Novas Histórias do Tempo da Velha Escola (DCCLXIV)

Malhão, 14 de janeiro de 2042

No já distante janeiro de 2022, em mais um périplo português, chegava a Vila do Conde e ao convívio com o amigo Ricardo e com os educadores do Colégio do Forte. Concluíra uma longa viagem por terras minhotas, onde escutara famílias preocupadas com o futuro dos seus filhos, conhecera uma nova e auspiciosa geração de políticos e gestores, onde ajudara educadores no esboço de uma nova educação. Voltava a esperançar

Mas, as notícias, que chegavam do Brasil, eram desanimadoras. Talvez a Natureza reclamasse dos maus tratos que lhe eram infligidos. A Bahia era castigada por chuvas torrenciais, que destruíram casas e cortaram vias de comunicação. No estado vizinho de Minas Gerais, a tempestade já causara dezenas de mortos. Em Itabirito, os bombeiros encontravam os corpos de uma família inteira, cuja viatura fora levada pela enxurrada. 

E a pandemia não tinha fim à vista. A Áustria decretara a obrigatoriedade de vacinação. Na Inglaterra, o Primeiro-Ministro corria risco de ser obrigado a renunciar ao cargo, por ter ido a uma festa, durante o confinamento. No Québec, o governo proibira a venda de álcool para não vacinados, e a busca por vacina subira 300%. E o ministro da Saúde referia que os agendamentos para receber primeira dose da vacina tinham quadruplicado antes mesmo de a medida entrar em vigor.

No Brasil desse janeiro, era evidente a incompetência dos governantes para lidar com problemas decorrentes da pandemia. O Distrito Federal atingia a maior taxa de transmissão, desde março de 2020. O índice constante de um boletim da Secretaria de Saúde mostrava que cada grupo de cem cidadãos transmitia a doença para, em média, mais de duzentas pessoas. Havia farmácias a suspender testes de Covid, por falta de estoque. E a voz autorizada de Miguel Nicolelis avisava:

“O retorno às aulas sem a imunização de crianças é absurdo”.
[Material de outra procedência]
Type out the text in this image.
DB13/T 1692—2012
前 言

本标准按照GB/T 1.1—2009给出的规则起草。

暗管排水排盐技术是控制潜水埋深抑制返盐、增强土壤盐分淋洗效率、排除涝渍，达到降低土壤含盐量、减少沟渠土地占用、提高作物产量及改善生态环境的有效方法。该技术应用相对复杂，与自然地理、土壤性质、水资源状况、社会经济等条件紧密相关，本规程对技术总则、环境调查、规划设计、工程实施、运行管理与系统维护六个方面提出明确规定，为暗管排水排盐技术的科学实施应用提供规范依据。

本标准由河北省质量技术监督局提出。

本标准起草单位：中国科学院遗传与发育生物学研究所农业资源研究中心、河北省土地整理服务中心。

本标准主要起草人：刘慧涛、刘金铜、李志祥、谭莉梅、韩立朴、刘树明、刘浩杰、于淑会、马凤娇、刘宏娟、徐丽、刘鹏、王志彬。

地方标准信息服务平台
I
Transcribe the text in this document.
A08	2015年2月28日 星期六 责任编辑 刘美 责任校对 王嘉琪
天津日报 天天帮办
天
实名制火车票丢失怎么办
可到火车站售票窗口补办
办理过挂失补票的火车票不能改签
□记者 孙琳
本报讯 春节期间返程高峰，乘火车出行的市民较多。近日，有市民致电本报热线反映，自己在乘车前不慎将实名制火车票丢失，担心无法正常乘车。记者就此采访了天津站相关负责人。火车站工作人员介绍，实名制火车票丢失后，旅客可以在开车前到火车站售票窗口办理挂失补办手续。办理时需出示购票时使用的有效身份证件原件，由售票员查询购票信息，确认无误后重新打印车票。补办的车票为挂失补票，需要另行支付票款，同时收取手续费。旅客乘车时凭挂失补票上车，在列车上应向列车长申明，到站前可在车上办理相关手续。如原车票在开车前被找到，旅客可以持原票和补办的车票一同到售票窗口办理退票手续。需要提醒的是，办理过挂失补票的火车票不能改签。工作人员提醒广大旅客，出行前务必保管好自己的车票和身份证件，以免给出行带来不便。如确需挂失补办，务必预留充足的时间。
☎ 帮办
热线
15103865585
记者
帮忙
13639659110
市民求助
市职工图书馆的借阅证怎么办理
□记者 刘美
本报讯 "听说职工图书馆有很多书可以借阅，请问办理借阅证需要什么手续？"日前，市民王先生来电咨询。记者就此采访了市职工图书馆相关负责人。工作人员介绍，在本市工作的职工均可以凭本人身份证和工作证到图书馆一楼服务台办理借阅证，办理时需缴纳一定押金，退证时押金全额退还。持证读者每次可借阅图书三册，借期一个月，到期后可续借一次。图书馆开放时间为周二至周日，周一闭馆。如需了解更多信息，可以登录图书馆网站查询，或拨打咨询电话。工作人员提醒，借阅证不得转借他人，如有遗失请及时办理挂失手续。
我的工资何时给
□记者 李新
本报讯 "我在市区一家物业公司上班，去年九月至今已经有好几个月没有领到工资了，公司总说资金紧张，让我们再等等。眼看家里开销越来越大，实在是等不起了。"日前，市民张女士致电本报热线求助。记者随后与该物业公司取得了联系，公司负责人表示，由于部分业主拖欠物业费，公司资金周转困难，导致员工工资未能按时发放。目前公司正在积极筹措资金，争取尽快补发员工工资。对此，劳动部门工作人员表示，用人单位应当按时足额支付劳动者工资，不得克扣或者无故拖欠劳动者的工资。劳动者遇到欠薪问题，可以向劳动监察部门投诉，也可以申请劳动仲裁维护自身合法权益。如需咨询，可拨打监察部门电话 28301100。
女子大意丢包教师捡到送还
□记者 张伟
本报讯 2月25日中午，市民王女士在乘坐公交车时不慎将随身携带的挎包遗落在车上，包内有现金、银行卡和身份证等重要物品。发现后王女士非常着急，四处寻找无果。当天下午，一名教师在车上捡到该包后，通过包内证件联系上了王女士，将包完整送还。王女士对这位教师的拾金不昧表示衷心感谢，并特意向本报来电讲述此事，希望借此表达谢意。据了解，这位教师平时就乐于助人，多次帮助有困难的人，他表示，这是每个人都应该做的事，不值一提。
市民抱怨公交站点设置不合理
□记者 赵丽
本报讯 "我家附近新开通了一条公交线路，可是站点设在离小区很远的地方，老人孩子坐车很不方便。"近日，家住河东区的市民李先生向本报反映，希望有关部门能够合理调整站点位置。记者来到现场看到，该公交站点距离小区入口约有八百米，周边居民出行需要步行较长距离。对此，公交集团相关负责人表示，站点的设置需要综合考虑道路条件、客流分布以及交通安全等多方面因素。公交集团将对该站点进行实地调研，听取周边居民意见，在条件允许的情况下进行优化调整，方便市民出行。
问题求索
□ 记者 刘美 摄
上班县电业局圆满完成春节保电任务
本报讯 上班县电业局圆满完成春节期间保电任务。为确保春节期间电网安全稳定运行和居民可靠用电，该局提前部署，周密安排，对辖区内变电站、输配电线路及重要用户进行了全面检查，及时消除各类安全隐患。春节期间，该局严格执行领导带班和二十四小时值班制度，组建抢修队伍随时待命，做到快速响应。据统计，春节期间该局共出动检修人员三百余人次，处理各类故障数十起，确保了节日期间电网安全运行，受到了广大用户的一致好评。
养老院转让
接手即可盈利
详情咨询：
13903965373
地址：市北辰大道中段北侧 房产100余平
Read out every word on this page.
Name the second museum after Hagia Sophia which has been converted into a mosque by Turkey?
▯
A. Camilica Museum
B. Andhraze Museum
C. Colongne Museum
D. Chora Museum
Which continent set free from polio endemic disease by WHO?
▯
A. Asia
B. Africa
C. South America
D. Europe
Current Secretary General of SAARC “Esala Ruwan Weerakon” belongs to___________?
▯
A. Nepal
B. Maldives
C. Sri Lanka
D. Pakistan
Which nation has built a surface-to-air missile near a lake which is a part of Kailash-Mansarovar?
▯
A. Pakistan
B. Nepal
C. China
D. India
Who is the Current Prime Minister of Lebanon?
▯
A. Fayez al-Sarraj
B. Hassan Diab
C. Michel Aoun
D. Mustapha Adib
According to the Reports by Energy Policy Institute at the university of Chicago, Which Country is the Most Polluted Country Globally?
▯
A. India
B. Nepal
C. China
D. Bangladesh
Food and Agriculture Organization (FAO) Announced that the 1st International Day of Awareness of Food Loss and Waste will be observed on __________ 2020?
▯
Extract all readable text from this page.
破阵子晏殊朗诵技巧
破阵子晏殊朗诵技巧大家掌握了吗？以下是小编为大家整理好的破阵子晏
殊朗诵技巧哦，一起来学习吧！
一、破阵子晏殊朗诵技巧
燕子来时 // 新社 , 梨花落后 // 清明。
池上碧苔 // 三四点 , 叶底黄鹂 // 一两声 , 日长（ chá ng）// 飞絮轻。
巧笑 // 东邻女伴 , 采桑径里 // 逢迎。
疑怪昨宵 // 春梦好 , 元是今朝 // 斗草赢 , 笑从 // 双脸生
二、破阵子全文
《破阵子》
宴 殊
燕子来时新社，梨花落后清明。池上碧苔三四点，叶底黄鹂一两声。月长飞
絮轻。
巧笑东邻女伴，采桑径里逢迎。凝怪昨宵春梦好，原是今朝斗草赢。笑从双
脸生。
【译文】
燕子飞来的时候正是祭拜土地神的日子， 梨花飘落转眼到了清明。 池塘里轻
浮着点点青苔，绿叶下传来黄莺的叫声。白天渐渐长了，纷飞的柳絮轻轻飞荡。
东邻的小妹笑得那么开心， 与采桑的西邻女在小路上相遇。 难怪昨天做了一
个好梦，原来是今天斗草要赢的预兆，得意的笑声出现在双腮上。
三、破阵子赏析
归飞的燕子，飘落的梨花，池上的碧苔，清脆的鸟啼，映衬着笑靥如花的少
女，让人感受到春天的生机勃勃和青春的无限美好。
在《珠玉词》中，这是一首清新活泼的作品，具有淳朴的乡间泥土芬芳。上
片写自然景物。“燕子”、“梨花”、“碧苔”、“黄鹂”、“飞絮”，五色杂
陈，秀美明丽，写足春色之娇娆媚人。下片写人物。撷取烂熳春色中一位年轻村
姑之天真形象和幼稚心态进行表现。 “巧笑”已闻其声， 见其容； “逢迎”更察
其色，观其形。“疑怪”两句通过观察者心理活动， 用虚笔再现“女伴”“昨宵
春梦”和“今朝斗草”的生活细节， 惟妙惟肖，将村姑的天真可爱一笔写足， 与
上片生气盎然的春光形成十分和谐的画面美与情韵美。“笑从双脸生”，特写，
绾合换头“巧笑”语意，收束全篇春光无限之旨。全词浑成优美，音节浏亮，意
Esse neurocientista falava dos riscos aportados por uma nova variante do vírus. Em janeiro de 2022, o mundo sofria um aumento de casos. A variante “ômicron” causava quase três milhões de infecções por dia. O contágio exponencial da nova variante preocupava governos e obrigava a novas medidas, o surgimento da “ômicron” obrigava a adotar novas formas de isolamento. Em dezembro, muitas das manifestações diagnosticadas como gripe, na realidade, seriam manifestações de covid. Aumentava o número enorme de pessoas precisando de internação hospitalar. E um “apagão de dados” agravava a situação.

Nicolelis apelava à vacinação de crianças. Esta não poderia ser adiada, por conta de uma consulta pública, que, nas palavras de Nicolelis, “não tinha comprovação científica nenhuma”. Esta afirmação poderia ser adaptada a outro surto pandêmico, ocorrido entre os séculos XVIII e XIX, pois o modelo educacional imposto às escolas pelo poder público “não tinha comprovação científica nenhuma”. 

Em outra cartinha, contei-vos a estória do Bino, vítima desse modelo educacional. Para esse jovem, a Ponte foi uma escola de “última oportunidade”. Mais tarde, conheci outra escola de “segunda oportunidade”. Em Matosinhos, a Daniela e a sua equipe cuidavam dos deserdados do instrucionismo. Que belo trabalho ela fazia! 

A origem socioinstitucional do insucesso não era admitida. E a pandemia instrucionista iria manter-se até aos anos trinta, tratada com paliativos ministeriais de nulo efeito, mitigada por projetos como o da “Educação de Jovens e Adultos”, ou o “Reconhecimento dos Adquiridos”, assentes no pressuposto de que o insucesso escolar apenas tinha origem socioeconômica e cultural.